"Are these boffins suggesting that nothing, anywhere, ever - will be able to run Crysis at a decent frame rate?"
I know it was a joke, but ... I suspect that these boffins would spoil their pants if one of their workloads was as embarrasingly parallel as Crysis. The issues are
1) ...whether your problem has a lot of computation compared to sharing of data
2) ...whether that ratio scales nicely as you chunk the problem into smaller pieces.
3) ...whether your chosen implementation language(s) let you express that
For most applications, the answer to (1) is yes for "parts of the problem". I have no trouble identify small loops and other parts of my code that are embarrasingly parallel. Neither has my compiler, come to that.

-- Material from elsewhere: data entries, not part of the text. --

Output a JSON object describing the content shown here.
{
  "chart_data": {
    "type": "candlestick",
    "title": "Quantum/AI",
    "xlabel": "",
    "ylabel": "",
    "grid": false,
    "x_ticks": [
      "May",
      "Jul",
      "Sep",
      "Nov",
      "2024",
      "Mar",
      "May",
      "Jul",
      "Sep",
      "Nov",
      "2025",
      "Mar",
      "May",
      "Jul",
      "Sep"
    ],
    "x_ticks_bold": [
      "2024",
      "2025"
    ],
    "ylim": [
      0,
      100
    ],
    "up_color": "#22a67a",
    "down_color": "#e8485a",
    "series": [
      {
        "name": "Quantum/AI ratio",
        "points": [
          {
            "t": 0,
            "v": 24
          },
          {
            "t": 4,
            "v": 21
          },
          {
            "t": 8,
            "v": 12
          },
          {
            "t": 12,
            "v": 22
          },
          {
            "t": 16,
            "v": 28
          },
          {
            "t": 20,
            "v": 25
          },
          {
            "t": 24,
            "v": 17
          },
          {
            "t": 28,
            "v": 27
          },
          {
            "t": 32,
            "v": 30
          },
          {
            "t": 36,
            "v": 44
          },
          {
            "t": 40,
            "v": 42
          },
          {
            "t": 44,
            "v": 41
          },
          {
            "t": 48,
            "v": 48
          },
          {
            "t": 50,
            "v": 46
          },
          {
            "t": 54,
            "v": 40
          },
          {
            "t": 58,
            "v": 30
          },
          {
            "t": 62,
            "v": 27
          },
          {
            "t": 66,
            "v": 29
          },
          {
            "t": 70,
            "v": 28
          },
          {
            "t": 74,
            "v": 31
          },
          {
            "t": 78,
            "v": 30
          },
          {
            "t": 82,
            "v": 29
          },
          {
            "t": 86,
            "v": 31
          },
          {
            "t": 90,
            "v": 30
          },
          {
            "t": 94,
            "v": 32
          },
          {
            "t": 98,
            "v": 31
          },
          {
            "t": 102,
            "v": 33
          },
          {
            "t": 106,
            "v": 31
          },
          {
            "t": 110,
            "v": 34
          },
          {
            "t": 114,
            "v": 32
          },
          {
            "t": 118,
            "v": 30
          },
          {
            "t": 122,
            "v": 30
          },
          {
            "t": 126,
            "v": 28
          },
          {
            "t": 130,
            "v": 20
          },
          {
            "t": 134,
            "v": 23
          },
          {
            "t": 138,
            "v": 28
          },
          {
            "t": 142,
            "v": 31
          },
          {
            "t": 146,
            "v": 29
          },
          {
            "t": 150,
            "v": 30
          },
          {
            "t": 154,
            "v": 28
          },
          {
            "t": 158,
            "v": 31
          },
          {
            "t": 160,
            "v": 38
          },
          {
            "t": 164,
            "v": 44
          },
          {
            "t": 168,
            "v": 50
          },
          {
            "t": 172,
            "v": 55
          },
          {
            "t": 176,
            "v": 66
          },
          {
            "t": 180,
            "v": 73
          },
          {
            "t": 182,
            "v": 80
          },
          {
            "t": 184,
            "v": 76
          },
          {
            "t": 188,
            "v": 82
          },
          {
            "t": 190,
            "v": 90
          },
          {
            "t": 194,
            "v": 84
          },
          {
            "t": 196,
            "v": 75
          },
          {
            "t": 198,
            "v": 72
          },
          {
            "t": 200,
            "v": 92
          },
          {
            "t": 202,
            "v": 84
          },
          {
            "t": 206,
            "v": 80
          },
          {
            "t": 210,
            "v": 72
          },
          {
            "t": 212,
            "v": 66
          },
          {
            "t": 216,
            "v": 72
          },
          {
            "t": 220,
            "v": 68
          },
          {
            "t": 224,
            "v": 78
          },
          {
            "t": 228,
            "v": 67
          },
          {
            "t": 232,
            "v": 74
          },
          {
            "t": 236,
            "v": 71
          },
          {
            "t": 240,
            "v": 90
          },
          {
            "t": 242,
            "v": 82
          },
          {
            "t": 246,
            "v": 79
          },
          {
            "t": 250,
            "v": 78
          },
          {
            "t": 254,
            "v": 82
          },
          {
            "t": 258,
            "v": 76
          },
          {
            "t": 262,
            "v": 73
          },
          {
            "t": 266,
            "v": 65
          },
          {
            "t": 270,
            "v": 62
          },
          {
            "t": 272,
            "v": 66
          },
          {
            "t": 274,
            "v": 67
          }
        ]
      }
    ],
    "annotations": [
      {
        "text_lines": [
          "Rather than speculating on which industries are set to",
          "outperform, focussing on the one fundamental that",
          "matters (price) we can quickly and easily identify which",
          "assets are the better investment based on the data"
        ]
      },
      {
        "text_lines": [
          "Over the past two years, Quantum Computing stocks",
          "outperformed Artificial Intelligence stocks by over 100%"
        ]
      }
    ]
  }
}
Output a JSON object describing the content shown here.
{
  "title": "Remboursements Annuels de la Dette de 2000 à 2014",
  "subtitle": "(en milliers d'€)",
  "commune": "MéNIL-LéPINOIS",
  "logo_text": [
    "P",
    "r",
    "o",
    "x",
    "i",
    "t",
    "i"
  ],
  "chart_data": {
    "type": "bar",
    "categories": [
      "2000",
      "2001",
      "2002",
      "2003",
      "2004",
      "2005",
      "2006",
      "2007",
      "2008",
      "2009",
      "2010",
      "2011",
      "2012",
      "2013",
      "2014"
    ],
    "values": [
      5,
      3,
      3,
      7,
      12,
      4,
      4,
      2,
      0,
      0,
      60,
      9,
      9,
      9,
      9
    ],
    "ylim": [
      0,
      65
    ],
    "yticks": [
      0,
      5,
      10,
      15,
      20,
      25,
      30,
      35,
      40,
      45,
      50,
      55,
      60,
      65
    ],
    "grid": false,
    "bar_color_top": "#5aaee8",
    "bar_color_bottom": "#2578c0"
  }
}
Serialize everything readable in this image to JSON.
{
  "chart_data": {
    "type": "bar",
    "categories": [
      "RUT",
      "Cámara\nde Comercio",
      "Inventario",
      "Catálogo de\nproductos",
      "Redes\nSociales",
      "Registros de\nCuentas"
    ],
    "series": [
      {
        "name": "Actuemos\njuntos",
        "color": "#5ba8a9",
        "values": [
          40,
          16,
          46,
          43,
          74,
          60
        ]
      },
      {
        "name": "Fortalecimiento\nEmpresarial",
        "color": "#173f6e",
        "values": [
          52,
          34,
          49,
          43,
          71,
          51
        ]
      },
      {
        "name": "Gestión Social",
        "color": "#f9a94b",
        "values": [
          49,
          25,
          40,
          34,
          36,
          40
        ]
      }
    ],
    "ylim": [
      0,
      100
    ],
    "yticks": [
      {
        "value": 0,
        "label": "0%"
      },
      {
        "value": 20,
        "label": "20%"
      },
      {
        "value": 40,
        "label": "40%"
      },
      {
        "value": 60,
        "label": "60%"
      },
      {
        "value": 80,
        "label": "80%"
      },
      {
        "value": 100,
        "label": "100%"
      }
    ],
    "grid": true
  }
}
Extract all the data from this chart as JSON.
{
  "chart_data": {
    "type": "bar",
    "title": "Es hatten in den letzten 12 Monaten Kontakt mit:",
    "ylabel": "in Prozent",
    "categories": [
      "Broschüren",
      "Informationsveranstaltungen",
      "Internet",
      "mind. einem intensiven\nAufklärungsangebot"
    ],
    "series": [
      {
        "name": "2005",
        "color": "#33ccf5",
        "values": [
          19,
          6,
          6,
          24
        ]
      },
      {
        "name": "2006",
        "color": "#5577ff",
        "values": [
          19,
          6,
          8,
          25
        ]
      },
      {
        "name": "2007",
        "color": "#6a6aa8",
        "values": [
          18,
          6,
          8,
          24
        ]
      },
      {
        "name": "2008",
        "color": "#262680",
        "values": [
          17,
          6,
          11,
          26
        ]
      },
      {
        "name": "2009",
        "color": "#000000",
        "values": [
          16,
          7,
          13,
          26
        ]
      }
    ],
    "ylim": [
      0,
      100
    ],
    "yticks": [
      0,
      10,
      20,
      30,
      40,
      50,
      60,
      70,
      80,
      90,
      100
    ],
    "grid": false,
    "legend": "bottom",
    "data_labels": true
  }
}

Sadly, this isn't useful, because of (2). These fragments *are* small and by the time I've glued together several hundred embarrasingly parallel fragments, I discover that the overheads of the glue weigh more than the original single-threaded solution. Worse, there are quite a few important problems that don't even have embarrassingly parallel fragments.
Even assuming the parallelism exists, the answer to (3) is still no if you are programming in any language that you've ever heard of. OK, some kind soul mentioned Erlang earlier and it is interesting, but if it really solved the problem then Intel and AMD would have beaten a path to their door and hammered it down by now. As I mentioned earlier, Intel have built an 80-way processor. Sun have built and sold a 64-way processor. The hardware isn't the problem.
On a small scale, almost any compiler can take your function, spread out all the data dependencies and find the optimal solution. Good compilers can do this for groups of functions that call one another in some sort of closed system. On an out-of-order processor, that actually delivers useful parallelism even today.
On a larger scale, no-one has found a concise way of scaling that. That is, there's no compiler where you feed it a number N and it generates code that is efficiently on an N-way system for arbitrary values of N.
Even with such a language *someone* would still have to rewrite everything from your OS upwards and those in the closed source universe would still have to pay for an upgrade to everything they own, before end-users would see a benefit.
But I remain an optimist, because modestly multi-core processors make it affordable for lots of people to experiment with modestly parallel rewrites of their software. (The cost of the glue drops in relation to the benefit.) It also makes languages like Erlang more affordable and more attractive. For 50 years, there has been a serious penalty on anyone who didn't manually serialise their algorithm. At last, this is beginning to change.